Présente dès le rapport Mesnier (mai 2018) et rejetée au vote par les députés durant l'automne, la possibilité pour les pharmaciens de délivrer des médicaments sous ordonnance en officine est revenue par la fenêtre à l'occasion du débat sur la loi de santé, portée par le Dr Thomas Mesnier, député de Charente et rapporteur général. Avec succès, cette fois. Finalement adoptée par l'Assemblée, avec le soutien prudent de l'exécutif, elle devra s'inscrire dans le cadre d'un "exercice coordonné" (équipe de soins primaires ou CPTS) et sera conditionnée au suivi de protocoles établis par la HAS. Agnès Buzyn a témoigné dans l'Hémicycle de sa volonté de "trouver un consensus" afin d'encadrer le dispositif, qui ne devra porter que sur des pathologies "très fréquentes, sans gravité".
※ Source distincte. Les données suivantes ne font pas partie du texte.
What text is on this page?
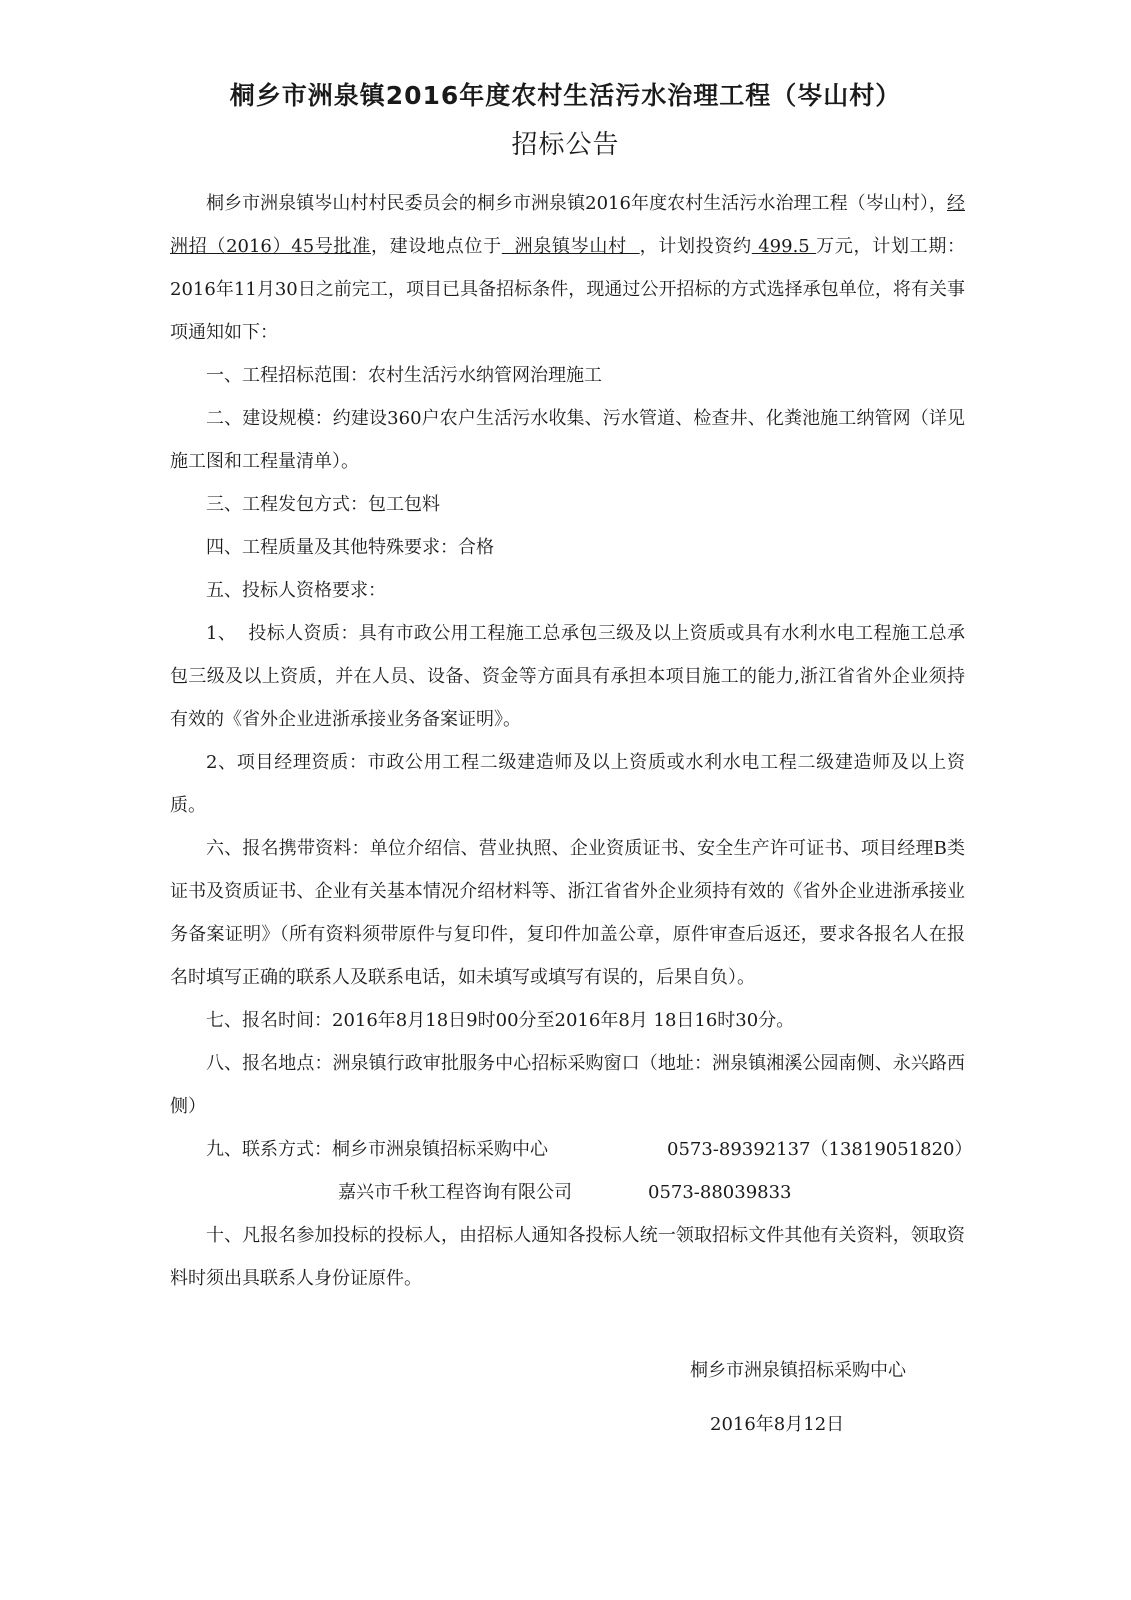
桐乡市洲泉镇2016年度农村生活污水治理工程（岑山村）
招标公告

桐乡市洲泉镇岑山村村民委员会的桐乡市洲泉镇2016年度农村生活污水治理工程（岑山村），经洲招（2016）45号批准，建设地点位于  洲泉镇岑山村  ，计划投资约 499.5 万元，计划工期：2016年11月30日之前完工，项目已具备招标条件，现通过公开招标的方式选择承包单位，将有关事项通知如下：

一、工程招标范围：农村生活污水纳管网治理施工

二、建设规模：约建设360户农户生活污水收集、污水管道、检查井、化粪池施工纳管网（详见施工图和工程量清单）。

三、工程发包方式：包工包料

四、工程质量及其他特殊要求：合格

五、投标人资格要求：

1、  投标人资质：具有市政公用工程施工总承包三级及以上资质或具有水利水电工程施工总承包三级及以上资质，并在人员、设备、资金等方面具有承担本项目施工的能力,浙江省省外企业须持有效的《省外企业进浙承接业务备案证明》。

2、项目经理资质：市政公用工程二级建造师及以上资质或水利水电工程二级建造师及以上资质。

六、报名携带资料：单位介绍信、营业执照、企业资质证书、安全生产许可证书、项目经理B类证书及资质证书、企业有关基本情况介绍材料等、浙江省省外企业须持有效的《省外企业进浙承接业务备案证明》（所有资料须带原件与复印件，复印件加盖公章，原件审查后返还，要求各报名人在报名时填写正确的联系人及联系电话，如未填写或填写有误的，后果自负）。

七、报名时间：2016年8月18日9时00分至2016年8月 18日16时30分。

八、报名地点：洲泉镇行政审批服务中心招标采购窗口（地址：洲泉镇湘溪公园南侧、永兴路西侧）

九、联系方式：桐乡市洲泉镇招标采购中心	0573-89392137（13819051820）
嘉兴市千秋工程咨询有限公司	0573-88039833

十、凡报名参加投标的投标人，由招标人通知各投标人统一领取招标文件其他有关资料，领取资料时须出具联系人身份证原件。

桐乡市洲泉镇招标采购中心
2016年8月12日
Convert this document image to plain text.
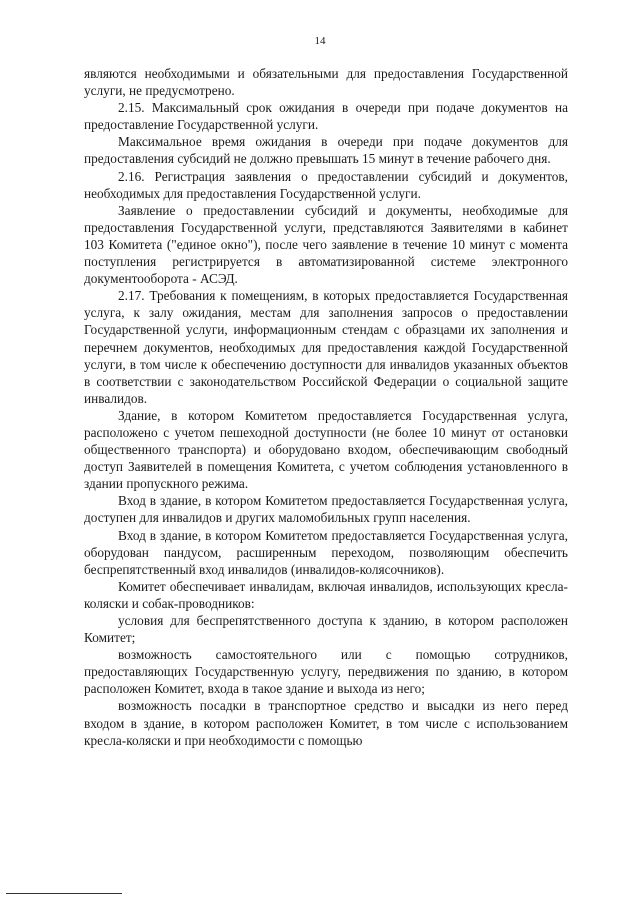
14

являются необходимыми и обязательными для предоставления Государственной услуги, не предусмотрено.

2.15. Максимальный срок ожидания в очереди при подаче документов на предоставление Государственной услуги.

Максимальное время ожидания в очереди при подаче документов для предоставления субсидий не должно превышать 15 минут в течение рабочего дня.

2.16. Регистрация заявления о предоставлении субсидий и документов, необходимых для предоставления Государственной услуги.

Заявление о предоставлении субсидий и документы, необходимые для предоставления Государственной услуги, представляются Заявителями в кабинет 103 Комитета ("единое окно"), после чего заявление в течение 10 минут с момента поступления регистрируется в автоматизированной системе электронного документооборота - АСЭД.

2.17. Требования к помещениям, в которых предоставляется Государственная услуга, к залу ожидания, местам для заполнения запросов о предоставлении Государственной услуги, информационным стендам с образцами их заполнения и перечнем документов, необходимых для предоставления каждой Государственной услуги, в том числе к обеспечению доступности для инвалидов указанных объектов в соответствии с законодательством Российской Федерации о социальной защите инвалидов.

Здание, в котором Комитетом предоставляется Государственная услуга, расположено с учетом пешеходной доступности (не более 10 минут от остановки общественного транспорта) и оборудовано входом, обеспечивающим свободный доступ Заявителей в помещения Комитета, с учетом соблюдения установленного в здании пропускного режима.

Вход в здание, в котором Комитетом предоставляется Государственная услуга, доступен для инвалидов и других маломобильных групп населения.

Вход в здание, в котором Комитетом предоставляется Государственная услуга, оборудован пандусом, расширенным переходом, позволяющим обеспечить беспрепятственный вход инвалидов (инвалидов-колясочников).

Комитет обеспечивает инвалидам, включая инвалидов, использующих кресла-коляски и собак-проводников:

условия для беспрепятственного доступа к зданию, в котором расположен Комитет;

возможность самостоятельного или с помощью сотрудников, предоставляющих Государственную услугу, передвижения по зданию, в котором расположен Комитет, входа в такое здание и выхода из него;

возможность посадки в транспортное средство и высадки из него перед входом в здание, в котором расположен Комитет, в том числе с использованием кресла-коляски и при необходимости с помощью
Pas de quoi apaiser l'ire des syndicats de médecins libéraux, unanimes à condamner la "prescription pharmacienne", accusée d'ouvrir une brèche dans la prescription médicale, de confisquer l'activité des médecins ou encore de mettre en danger les patients. Pour l'heure, aucun élément précis n'a filtré sur l'ampleur du dispositif et son organisation sur le terrain. Les exemples évoqués dans l'amendement sont la cystite aiguë et "certaines angines" (non bactériennes ?). La présidente de l'ordre des pharmaciens, Carine Wolf-Tahl, interrogée au micro de France Info en février et réputée à l'origine de l'idée, y ajoutait volontiers les "conjonctivites et dermatites inflammatoires".